One more thing to check is if you're not building this package with C++11 ABI enabled, because all the pip-installed libraries are built using the old ABI. If you point the above nm command to another library/executable file built in the same project, it uses C++11 ABI iff grepping for __cxx11 yields some results.

moorage commented 6 years ago

I'm running into a (similar?) issue with TF 1.7 that I compiled myself (necessary to do for the NVIDIA drivers I'm running). Do we have to build TF with C++11 ABI enabled, tensorflow_ros package with C++11 ABI enabled, or both?

peci1 commented 6 years ago

@moorage Highly depends on the system where you're running the package. Recently I was compiling ROS indigo on Debian Stretch, and found out that all the system libraries are using the new ABI, so I needed to recompile everything with the new ABI. So I would say it's best to compile everything with the same ABI your system packages use.

moorage commented 6 years ago

Would "recompile everything" include ros as well (kinetic in our case)?

peci1 commented 6 years ago

If you're on Ubuntu 16.04, ROS Kinetic from the official repos is compiled with the new ABI. So it should be sufficient to compile TF with the new ABI. But I'm not sure if the pip-wheel bazel target doesn't automatically select the old ABI, because (AFAIK) all pip libraries are still being compiled with the old ABI.

I'm now working on proper support for custom builds of TF using the libtensorflow_cc.so library. You can try waiting for it.

peci1 commented 6 years ago

Anyway - I hope you've noticed there's a kinetic-devel branch in tensorflow_ros_test. This branch shows how to make a workaround for the case TF and ROS ABI differ.

That would apply for pip-installed TF on Xenial, for example, or custom compiled TF with the old ABI on Xenial. If you compiled TF yourself with the new ABI (which I'm not sure is possible with the pywrap_tensorflow library), you should go with the master branch.

sarlinpe commented 6 years ago

@peci1 I indeed have these symbols in _pywrap_tensorflow, and it seems that I'm using the old ABI.

Turns out that I had accidentally commented out

LIBRARIES ${TENSORFLOW_LIBRARIES} python2.7 # yes, we also need to link against python...

Changing python2.7 to python3 does the trick. Thanks!

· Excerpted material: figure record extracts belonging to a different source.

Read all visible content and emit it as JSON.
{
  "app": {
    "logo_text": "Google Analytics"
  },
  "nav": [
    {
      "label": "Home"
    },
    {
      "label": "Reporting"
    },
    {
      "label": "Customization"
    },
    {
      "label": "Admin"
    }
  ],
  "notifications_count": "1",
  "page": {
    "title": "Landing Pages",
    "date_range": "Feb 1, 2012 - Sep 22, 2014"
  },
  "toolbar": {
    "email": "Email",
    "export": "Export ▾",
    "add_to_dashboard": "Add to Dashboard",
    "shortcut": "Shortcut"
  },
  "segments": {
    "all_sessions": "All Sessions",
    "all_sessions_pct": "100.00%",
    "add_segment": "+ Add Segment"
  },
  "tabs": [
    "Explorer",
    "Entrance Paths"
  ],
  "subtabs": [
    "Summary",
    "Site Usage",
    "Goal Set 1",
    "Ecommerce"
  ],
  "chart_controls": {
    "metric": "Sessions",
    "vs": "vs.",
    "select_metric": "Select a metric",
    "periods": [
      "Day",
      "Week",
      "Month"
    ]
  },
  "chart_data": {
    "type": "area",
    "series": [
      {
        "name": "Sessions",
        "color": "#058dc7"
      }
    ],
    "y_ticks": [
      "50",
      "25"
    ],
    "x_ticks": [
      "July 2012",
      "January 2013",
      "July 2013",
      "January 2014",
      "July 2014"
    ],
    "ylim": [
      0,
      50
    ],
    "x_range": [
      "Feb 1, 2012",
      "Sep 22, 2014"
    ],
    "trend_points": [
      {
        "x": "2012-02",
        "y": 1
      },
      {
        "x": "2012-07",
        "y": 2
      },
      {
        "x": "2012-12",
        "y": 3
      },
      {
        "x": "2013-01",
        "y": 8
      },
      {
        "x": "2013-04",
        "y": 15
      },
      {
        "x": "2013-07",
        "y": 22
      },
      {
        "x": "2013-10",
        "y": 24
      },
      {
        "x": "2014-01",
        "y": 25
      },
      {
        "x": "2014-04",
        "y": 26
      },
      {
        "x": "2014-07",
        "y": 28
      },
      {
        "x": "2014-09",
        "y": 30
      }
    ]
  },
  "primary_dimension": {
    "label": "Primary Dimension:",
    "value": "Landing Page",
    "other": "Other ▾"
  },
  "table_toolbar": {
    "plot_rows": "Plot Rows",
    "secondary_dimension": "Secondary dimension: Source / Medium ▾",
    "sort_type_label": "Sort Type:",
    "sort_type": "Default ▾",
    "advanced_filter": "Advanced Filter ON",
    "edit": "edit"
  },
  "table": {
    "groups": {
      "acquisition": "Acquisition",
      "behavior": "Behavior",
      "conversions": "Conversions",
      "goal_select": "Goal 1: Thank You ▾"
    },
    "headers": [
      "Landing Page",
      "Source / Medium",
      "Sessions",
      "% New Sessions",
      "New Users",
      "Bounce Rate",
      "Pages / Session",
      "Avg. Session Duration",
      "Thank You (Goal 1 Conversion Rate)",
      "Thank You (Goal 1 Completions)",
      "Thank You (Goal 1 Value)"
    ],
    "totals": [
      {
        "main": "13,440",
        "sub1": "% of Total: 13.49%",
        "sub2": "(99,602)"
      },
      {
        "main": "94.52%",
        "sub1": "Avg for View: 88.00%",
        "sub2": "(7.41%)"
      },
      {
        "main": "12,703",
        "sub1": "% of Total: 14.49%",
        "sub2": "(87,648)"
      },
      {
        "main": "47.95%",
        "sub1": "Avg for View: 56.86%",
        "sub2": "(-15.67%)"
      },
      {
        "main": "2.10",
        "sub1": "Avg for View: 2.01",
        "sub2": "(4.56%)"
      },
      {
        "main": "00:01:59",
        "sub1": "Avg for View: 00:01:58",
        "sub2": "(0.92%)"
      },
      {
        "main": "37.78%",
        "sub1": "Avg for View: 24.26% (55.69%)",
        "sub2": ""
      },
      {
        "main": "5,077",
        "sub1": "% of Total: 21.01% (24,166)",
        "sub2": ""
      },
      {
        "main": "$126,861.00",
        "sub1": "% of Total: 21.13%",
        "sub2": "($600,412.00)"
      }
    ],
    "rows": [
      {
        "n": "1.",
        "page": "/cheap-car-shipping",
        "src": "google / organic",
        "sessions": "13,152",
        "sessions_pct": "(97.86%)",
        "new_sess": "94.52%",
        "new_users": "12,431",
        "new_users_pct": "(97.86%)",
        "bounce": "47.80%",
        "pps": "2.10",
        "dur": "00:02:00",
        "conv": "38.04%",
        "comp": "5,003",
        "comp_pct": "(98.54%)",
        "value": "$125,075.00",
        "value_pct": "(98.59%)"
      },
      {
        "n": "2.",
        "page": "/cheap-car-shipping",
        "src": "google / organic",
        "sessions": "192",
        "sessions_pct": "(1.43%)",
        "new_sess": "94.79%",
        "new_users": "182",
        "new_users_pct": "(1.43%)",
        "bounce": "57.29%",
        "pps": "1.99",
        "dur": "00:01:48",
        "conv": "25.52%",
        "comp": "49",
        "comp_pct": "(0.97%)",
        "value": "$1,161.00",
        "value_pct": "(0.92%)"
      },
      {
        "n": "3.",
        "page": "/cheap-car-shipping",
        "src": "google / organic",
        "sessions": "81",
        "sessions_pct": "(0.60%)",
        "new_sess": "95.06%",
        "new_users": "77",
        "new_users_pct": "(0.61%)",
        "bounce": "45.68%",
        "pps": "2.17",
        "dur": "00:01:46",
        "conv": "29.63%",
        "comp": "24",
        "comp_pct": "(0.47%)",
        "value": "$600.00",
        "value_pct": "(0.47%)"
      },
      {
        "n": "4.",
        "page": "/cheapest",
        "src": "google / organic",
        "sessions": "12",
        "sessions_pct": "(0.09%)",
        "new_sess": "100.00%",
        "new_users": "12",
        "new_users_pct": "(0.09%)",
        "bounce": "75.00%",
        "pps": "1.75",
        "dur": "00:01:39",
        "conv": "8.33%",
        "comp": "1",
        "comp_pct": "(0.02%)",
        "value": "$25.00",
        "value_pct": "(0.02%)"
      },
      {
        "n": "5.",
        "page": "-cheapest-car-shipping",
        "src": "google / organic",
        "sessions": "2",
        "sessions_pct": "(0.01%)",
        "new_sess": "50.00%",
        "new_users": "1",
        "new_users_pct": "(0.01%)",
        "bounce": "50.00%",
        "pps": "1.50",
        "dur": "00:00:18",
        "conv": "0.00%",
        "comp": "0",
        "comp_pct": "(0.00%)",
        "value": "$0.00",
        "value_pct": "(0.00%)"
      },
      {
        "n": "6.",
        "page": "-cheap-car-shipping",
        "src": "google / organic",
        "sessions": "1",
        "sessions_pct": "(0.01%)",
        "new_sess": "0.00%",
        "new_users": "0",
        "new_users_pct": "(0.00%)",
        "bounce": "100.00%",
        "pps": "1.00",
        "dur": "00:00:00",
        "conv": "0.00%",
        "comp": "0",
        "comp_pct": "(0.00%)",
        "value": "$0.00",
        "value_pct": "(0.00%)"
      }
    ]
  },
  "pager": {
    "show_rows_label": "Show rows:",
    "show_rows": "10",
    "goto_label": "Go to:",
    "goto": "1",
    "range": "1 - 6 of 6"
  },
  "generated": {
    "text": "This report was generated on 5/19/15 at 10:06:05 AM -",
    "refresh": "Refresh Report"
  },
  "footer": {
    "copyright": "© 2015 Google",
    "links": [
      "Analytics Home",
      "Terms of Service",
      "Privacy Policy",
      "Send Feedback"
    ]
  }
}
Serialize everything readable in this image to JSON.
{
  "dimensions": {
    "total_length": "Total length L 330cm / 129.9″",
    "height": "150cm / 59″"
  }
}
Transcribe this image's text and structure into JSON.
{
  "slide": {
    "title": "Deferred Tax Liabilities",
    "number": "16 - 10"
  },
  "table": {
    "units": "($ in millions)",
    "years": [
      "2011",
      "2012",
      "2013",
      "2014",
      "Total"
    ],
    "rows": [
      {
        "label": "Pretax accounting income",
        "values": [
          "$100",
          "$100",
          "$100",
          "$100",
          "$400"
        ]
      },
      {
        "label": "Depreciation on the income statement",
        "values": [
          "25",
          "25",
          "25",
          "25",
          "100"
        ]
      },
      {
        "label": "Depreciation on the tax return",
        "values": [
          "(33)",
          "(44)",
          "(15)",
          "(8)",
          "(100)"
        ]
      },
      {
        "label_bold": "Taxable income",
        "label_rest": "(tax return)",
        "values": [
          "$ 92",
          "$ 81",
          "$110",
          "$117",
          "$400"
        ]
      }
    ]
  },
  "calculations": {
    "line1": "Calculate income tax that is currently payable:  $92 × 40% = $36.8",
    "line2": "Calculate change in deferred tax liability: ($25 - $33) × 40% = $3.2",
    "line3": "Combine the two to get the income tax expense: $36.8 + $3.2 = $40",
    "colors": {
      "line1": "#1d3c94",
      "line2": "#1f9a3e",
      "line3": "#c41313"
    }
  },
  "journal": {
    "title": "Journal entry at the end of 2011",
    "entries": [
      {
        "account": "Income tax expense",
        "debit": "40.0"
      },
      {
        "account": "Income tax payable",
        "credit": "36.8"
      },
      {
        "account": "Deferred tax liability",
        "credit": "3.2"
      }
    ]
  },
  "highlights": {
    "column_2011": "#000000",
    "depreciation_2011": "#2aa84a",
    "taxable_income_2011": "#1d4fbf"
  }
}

sarlinpe commented 6 years ago

I ended up creating a Catkin package to build Tensorflow from source using the official CMake build.

moorage commented 6 years ago

@Skydes nice!! Did you use tensorflow_ros and/or tensorflow_ros_test with that catkin package? If so, which branch(es)?

sarlinpe commented 6 years ago

@moorage No, it's doesn't use the pip wheel but builds from source instead.

peci1 commented 6 years ago

@Skydes @moorage I did a lot of improvements to the code of this package, and I also improved the documentation. Now the package is more like an interface to TF installed in various ways (including your catkin package). You can give it a try if it fixed your issues.

In the documentation, I also tried to describe what exactly are the C++ ABI problems, so it might help you understanding if you're trying the right thing.

sarlinpe commented 6 years ago

Thanks a lot for the improvements! It seems much more usable now. I'm facing the C++ ABI problem, so I don't really need tensorflow_ros (for now at least) as the catkin package provides the interface I need.

FYI: I'm working on scrapping out unnecessary GRPC/Python dependencies of tensorflow_catkin, so its build time should be reduced.

peci1 commented 6 years ago

Great. I had some problems building with tensorflow_catkin, which I solved by numerous hacks (mainly regarding gomp library, grpc and jpeg). Next week I'll try to summarize what I needed to do to actually succeed compiling on a pretty blank Xenial machine.

Anyways, the idea with the new version of tensorflow_ros is to be able to create ROS packages, that leave their users freedom in the way how they "supply" tensorflow. Somebody wants to compile, somebody is good with the pip version, somebody has a bazel build already...